Of all the flavors and types of big data, the most complex - and arguably the most valuable for most businesses - is customer data. Customers generate huge volumes of highly complex, fragmented and only marginally consistent data – literately trillions of data points every year from operational systems, web traffic, mobile applications, CRM systems and user devices.
This rise of big data, especially customer big data, has changed our language and perspective, creating a new vernacular where data scientists and data users are talking about volume, velocity, variety, Hadoop, data lakes … enough new jargon to make heads spin. As users, we are also looking for new technologies to support the operational complexity and content richness of this new data paradigm. Traditional relational databases and supporting tools, while necessary, are no longer sufficient.
In addition to the new terminologies and technologies, yet more jargon is arising to instruct businesses how to best make use of these data. Conversations on topics such as machine learning and AI driven analytics, real-time decisioning, longitudinal analysis, model factories, automated business intelligence, just-in-time data visualization, and so forth have moved out of the AI lab and become the new norm in our customer-focused (driven) workplace.
Despite all the new terminology, and the marketing collateral that says big data is “new” and “different” and “game-changing,” the reality is that those of us with long experience in the information sciences have seen much of this before and already have a conceptual framework to understand it.
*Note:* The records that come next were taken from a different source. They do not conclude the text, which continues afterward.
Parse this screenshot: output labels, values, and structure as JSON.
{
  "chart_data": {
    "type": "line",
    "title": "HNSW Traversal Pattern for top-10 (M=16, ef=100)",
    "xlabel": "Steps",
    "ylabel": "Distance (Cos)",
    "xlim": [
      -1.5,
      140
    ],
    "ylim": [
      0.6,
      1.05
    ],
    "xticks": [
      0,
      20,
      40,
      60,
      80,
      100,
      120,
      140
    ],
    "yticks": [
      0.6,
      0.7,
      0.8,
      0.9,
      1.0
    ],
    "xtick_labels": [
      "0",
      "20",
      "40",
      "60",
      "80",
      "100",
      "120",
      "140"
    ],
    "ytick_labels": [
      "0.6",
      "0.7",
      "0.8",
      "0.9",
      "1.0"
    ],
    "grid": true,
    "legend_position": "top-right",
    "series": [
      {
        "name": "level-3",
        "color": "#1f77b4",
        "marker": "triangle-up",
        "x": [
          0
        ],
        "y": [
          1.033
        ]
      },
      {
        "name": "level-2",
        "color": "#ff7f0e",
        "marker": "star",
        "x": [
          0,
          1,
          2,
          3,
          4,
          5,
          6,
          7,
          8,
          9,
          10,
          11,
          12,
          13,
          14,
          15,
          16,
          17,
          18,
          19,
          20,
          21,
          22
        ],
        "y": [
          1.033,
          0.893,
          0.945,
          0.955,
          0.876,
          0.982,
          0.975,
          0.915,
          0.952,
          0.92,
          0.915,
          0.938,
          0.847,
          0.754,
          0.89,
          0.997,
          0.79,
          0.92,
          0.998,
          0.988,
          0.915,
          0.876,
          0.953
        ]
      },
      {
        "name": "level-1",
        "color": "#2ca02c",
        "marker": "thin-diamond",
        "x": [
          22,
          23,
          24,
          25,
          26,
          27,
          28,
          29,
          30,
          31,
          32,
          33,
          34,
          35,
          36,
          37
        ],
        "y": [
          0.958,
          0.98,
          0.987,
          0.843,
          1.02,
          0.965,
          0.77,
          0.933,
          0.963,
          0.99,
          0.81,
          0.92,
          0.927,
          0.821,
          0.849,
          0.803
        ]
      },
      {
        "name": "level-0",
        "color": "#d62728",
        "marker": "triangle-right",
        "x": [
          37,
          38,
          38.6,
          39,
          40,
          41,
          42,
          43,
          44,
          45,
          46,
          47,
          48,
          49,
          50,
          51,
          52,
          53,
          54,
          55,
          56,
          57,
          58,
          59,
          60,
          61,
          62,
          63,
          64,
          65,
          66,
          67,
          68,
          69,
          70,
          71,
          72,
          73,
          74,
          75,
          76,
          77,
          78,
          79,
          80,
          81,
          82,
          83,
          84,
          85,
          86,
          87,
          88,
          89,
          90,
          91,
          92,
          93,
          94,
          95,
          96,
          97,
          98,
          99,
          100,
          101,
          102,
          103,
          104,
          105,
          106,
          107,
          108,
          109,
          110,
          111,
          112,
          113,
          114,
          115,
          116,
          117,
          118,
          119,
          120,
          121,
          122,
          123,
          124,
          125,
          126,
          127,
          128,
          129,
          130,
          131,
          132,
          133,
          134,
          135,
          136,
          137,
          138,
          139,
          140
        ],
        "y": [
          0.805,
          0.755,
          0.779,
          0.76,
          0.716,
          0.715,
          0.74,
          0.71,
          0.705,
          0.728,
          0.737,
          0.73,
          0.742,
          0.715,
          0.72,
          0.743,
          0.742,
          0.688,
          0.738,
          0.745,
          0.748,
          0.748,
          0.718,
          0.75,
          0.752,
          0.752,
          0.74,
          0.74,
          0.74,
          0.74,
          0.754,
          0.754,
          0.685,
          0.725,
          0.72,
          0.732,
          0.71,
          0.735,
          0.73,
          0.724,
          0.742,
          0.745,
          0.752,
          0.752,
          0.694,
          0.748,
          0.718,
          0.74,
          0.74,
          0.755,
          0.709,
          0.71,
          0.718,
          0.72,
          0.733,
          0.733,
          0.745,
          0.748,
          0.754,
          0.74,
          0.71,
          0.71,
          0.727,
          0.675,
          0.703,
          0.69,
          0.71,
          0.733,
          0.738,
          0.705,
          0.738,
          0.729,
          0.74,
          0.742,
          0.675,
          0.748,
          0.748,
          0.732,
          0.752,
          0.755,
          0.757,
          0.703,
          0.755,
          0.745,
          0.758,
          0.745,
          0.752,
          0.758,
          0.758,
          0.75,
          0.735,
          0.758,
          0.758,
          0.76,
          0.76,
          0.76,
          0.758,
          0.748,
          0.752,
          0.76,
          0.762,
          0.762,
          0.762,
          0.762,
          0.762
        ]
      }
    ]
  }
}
The DIKW pyramid is a simple yet powerful concept that is still relevant today, despite all the new buzzwords, jargon and technologies that have arisen.
The DIKW Pyramid: A Big Data Framework
The term “DIKW pyramid” refers loosely to a class of models meant to represent structural or functional relationships between Data, Information, Knowledge and Wisdom.
Labeling this idea as a pyramid is slightly disingenuous because it implies artificially hard barriers between the concepts when the lines are fuzzy at best. Data often bleeds into Information, which bleeds into Knowledge, which bleeds into Wisdom. If anything, it helps to think of DIKW as a heuristic, with multiple steps along the way and each layer blending into the others.
In this context, the “layers” are defined as:
- Data – Raw, unconnected facts, such as “rain,” “green,” and “obvious.”
- Information – Data that is given context and begins to become useful, such as “it’s raining outside,” “the grass is green,” and “this is obvious.”
- Knowledge – Information that’s used to take a specific action, such as “if it’s raining outside, I can offer a special on umbrellas.”
- Wisdom – The notion that there exists a process to apply all of this to a desired goal, typically with the idea of it being over time, such as “It rains a lot here during May, so I should make sure I have extra umbrellas in stock around this time and plan for umbrella focused customer messages.”
In a business context, the flow goes from:
- Collecting data about your customers from across the modern, chaotic IT landscape;
- Building information by adding context to disconnected data points through metadata management and analytics;
- Using the knowledge created to take action (such as running a campaign) based on those analytics, or mapping out a customer journey and applying those learnings over time; and finally,
- Developing the wisdom to close the data/action loop – gathering process outcome data and measures as inputs to refining actions based upon evolving conditions.
The DIKW pyramid is an old concept, with many sources pegging 1987 as its foundational year, but others point to economist Kenneth Boulding as defining a variation on the hierarchy as early as 1955.
Many thinkers have defined similar schema at different times, which muddies the waters even further. Although its origin is hazy, the hierarchy is still a useful way to envision the processes of capturing and utilizing information in our big data age with its multiple varieties, volumes and velocities of data capture and business consumption.
Big data is a variation on the same theme that those of us who have worked with data for years already understand. While the technology and tools are vastly more powerful, in the end, data are still data. Volume, velocity and variety create technical challenges, the solutions of which give us more power and precision than we only imagined a few years ago.
But making that data useful and, more to the point, actionable has always been the core focus of data managers and other professionals. The underlying metaphor to comprehend how data become useful and create value hasn’t shifted either. While the technologies and methodologies used and the language applied have evolved, as they must with every new innovation, the DIKW pyramid is still a useful model for the journey from raw facts to worth (and value) over time.
The words may have changed, but the song most certainly hasn’t.